1) Maîtrisez vos ressources en air comprimé
Avant la naissance de l’IdO, de l’audit de l’air comprimé et de la technologie de surveillance des compresseurs d’air, il n’y avait pas de véritable aperçu de ce que faisait chaque compresseur d’air et de la manière dont ils s’intégraient les uns aux autres. Tant que les compresseurs d’air faisaient le travail, cela n’avait pas vraiment d’importance.
De nos jours, une stratégie qui consiste à « frapper et espérer » ne suffit plus, surtout avec la richesse des technologies accessibles disponibles, des technologies qui peuvent fournir des niveaux de données et d’informations médico-légales sur tous les aspects d’un compresseur. Désormais, grâce à des solutions de surveillance et de performance basées sur le cloud telles qu’AIRMATICSTM, les fabricants peuvent voir exactement ce que font leurs actifs et comment ils fonctionnent pendant chaque seconde où ils sont opérationnels. En maîtrisant mieux les performances, non seulement vous réduirez votre facture d’énergie pour l’air comprimé, mais vous prolongerez également la durée de vie de vos actifs en les faisant fonctionner de manière optimale à tout moment et vous réduirez votre empreinte carbone.
2. Un mauvais match
Si vous êtes un promoteur immobilier, il est préférable de construire un site à partir d’un canevas vierge plutôt que d’ajouter des unités et des services de modernisation une fois la construction achevée. Le même principe s’applique dans un environnement de fabrication. L’idéal est de concevoir votre installation de compresseurs d’air en fonction des besoins actuels de votre organisation. Mais si votre entreprise se développe (ou se réduit) et que vos besoins changent, ou si vous devez remplacer un compresseur d’air, vous risquez de vous retrouver avec un compresseur d’air inadapté, ce qui entraîne la création d’une énergie non chargée et non productive.
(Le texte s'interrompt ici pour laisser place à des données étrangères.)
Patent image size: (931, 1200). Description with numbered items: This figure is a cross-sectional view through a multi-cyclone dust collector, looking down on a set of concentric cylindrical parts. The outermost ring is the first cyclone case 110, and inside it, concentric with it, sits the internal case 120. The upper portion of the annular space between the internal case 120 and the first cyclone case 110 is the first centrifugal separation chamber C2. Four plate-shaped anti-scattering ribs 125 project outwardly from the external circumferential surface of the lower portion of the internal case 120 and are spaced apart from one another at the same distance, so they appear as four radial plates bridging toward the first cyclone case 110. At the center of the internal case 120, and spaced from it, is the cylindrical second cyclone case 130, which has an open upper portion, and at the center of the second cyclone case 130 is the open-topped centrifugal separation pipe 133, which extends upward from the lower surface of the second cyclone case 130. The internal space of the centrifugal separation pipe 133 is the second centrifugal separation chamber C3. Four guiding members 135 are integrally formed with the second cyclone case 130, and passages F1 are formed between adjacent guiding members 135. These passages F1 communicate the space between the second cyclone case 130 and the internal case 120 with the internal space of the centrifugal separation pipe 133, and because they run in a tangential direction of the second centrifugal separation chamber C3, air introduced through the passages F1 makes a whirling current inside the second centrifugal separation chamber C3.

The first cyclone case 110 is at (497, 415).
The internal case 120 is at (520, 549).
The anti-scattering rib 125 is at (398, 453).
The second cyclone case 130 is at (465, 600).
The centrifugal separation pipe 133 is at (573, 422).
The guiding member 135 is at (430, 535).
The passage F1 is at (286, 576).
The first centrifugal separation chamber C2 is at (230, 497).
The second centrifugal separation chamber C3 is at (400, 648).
La surveillance, comme indiqué au point précédent, est fantastique, mais seulement si vous avez les bons compresseurs d’air au départ. Un audit de l’air comprimé, tel que celui fourni par SCADARTM, peut déterminer si vous disposez ou non de la bonne installation d’air comprimé.
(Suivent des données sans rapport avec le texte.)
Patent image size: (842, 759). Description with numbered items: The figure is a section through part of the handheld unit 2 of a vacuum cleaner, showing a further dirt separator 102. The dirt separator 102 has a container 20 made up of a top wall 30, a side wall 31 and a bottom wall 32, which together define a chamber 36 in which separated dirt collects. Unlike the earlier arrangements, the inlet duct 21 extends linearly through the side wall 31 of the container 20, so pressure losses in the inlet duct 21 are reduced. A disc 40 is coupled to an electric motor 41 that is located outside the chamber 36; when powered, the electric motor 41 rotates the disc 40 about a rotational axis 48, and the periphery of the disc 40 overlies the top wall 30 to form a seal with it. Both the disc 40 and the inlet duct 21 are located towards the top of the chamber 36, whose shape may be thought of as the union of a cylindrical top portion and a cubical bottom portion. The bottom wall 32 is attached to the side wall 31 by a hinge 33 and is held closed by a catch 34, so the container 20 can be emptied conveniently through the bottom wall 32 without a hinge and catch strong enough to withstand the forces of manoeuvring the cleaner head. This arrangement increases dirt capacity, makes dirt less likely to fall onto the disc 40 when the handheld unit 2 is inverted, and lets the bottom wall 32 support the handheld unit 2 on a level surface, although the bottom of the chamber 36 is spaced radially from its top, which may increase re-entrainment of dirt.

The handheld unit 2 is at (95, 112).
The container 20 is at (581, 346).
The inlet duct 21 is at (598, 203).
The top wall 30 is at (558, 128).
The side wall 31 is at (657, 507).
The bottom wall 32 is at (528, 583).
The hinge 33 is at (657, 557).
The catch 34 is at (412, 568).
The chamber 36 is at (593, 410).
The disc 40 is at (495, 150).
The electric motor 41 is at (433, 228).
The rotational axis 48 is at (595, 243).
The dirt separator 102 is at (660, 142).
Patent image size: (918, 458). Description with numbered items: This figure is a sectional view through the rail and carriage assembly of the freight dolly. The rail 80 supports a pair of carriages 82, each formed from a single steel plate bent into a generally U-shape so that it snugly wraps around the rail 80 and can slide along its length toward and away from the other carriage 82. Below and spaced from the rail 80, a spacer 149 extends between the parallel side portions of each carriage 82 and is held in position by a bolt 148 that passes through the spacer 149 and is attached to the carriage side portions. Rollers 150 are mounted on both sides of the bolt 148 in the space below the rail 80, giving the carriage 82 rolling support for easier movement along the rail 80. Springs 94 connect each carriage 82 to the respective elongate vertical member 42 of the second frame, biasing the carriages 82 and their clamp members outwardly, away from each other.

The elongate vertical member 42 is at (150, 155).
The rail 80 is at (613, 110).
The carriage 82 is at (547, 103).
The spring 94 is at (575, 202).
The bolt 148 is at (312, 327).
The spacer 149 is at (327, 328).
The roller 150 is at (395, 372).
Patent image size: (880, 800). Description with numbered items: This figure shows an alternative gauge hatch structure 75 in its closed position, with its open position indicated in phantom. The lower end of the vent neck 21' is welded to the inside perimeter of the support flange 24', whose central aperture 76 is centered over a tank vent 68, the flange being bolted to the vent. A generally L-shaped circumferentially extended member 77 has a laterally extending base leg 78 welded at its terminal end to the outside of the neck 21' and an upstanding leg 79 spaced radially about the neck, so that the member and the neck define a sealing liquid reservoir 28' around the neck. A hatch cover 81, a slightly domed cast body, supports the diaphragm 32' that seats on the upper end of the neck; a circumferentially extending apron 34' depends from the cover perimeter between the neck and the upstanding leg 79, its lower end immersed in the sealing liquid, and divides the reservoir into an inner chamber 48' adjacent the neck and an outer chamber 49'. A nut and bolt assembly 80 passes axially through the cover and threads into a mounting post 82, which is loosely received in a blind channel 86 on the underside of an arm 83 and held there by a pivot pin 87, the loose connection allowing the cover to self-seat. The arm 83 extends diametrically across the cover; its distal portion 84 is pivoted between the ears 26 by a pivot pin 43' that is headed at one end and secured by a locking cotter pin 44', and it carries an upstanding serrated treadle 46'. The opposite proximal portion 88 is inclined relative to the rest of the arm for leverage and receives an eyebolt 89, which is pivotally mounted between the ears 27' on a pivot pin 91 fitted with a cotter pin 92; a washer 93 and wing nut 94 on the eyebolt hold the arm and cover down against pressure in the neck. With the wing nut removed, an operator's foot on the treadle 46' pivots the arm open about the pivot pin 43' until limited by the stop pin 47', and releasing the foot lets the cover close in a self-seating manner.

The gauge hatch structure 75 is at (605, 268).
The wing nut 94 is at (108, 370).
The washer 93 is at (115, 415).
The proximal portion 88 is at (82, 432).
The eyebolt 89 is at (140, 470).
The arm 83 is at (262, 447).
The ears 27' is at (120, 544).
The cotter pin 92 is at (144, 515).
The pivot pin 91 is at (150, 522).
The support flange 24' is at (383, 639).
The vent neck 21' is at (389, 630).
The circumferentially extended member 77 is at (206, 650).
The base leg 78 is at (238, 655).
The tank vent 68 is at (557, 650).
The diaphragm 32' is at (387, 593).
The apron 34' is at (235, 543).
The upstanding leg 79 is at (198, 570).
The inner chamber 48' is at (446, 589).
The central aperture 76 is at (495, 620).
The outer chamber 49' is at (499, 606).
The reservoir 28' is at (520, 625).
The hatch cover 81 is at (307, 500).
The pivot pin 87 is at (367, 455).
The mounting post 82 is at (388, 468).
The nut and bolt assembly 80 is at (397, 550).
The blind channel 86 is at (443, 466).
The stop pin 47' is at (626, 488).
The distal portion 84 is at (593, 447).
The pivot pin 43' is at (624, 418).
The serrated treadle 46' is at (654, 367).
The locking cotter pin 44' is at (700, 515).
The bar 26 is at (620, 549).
3. Le stockage de l’air comprimé est essentiel
À titre indicatif, pour chaque mètre cube d’air produit par minute, une usine a besoin de stocker entre 166 et 250 litres par m3/par min d’air comprimé généré afin de stabiliser la pression de l’air. Sans stockage suffisant, vous courez le risque qu’un autre compresseur se mette en marche inutilement et utilise l’énergie excédentaire associée à la puissance non chargée.
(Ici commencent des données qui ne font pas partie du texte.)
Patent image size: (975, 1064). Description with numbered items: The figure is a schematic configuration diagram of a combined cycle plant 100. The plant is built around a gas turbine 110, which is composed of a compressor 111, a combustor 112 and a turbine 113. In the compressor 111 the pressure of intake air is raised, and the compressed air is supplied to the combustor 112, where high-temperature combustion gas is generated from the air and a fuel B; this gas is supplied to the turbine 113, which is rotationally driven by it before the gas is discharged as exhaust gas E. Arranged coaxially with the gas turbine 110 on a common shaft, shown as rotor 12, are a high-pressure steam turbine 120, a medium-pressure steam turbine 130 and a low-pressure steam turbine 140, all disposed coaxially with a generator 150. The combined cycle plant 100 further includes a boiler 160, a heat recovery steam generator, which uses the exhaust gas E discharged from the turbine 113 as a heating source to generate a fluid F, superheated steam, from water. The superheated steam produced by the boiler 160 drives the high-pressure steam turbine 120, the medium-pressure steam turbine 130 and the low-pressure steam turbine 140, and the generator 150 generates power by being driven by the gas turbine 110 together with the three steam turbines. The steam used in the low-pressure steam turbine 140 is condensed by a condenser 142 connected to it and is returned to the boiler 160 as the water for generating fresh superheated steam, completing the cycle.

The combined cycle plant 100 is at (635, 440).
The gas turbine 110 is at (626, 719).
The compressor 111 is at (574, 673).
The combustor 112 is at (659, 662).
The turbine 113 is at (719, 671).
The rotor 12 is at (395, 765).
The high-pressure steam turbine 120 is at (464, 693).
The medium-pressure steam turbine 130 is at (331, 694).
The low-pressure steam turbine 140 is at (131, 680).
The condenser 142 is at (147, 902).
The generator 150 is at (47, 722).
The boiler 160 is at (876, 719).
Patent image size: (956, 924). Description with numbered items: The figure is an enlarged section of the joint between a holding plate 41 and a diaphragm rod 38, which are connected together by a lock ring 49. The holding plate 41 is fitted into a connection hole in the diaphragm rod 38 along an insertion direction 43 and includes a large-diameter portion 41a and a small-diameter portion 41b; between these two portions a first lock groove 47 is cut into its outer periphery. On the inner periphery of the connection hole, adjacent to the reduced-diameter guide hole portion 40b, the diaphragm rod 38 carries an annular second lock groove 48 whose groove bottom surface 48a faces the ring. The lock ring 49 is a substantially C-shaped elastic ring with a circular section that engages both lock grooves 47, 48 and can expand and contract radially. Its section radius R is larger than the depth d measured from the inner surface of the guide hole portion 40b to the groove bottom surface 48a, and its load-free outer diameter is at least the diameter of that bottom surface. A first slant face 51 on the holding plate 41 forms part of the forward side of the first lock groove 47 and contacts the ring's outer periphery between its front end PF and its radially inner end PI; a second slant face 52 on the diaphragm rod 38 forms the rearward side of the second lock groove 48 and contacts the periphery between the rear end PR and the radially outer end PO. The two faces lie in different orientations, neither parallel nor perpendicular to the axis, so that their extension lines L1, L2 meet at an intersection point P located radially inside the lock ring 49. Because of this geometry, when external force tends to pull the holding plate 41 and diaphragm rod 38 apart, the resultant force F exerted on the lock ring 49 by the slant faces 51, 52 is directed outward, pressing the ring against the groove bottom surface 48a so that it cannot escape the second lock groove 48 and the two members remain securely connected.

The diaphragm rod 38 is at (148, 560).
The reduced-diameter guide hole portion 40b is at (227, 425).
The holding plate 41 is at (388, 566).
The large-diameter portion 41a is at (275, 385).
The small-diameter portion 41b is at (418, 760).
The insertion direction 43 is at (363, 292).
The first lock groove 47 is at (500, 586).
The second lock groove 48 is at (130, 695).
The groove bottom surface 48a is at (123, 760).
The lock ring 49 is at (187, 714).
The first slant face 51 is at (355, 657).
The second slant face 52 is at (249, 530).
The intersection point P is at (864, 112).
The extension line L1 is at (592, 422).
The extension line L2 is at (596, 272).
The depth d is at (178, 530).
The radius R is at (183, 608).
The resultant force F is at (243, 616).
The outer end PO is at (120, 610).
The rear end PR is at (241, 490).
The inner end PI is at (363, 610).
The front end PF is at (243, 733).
4. La taille ne fait pas tout, mais elle aide
En ce qui concerne les équipements de traitement de l’air, de nombreux fabricants ont tendance à ne pas disposer de ressources suffisantes. Si vos sécheurs et filtres coalescents ne sont pas en mesure de traiter l’humidité contenue dans l’air nouvellement comprimé, les chutes de pression qui en résultent enverront vos compresseurs en mode « surcompensation » pour combler le vide. Si l’on considère qu’une augmentation de 0,5 bar équivaut à une augmentation de 3 % de l’énergie consommée, on comprend vite l’importance d’un équipement de traitement de l’air adéquat.
5. Fuites d’air
Celui-ci est assez simple. Après tout, une fuite est une fuite. Toutefois, pour pouvoir réparer une fuite d’air dans votre compresseur d’air, vous devez d’abord savoir que vous en avez une. C’est là qu’interviennent AIRMATICSTM (pour la surveillance) et SCADARTM (pour l’audit). Ce n’est qu’en comprenant où la fuite se produit que vous pouvez faire quelque chose. Et soyons honnêtes, personne ne veut gaspiller de l’argent, ce que vous faites en payant pour créer de l’air qui s’échappe simplement dans votre usine.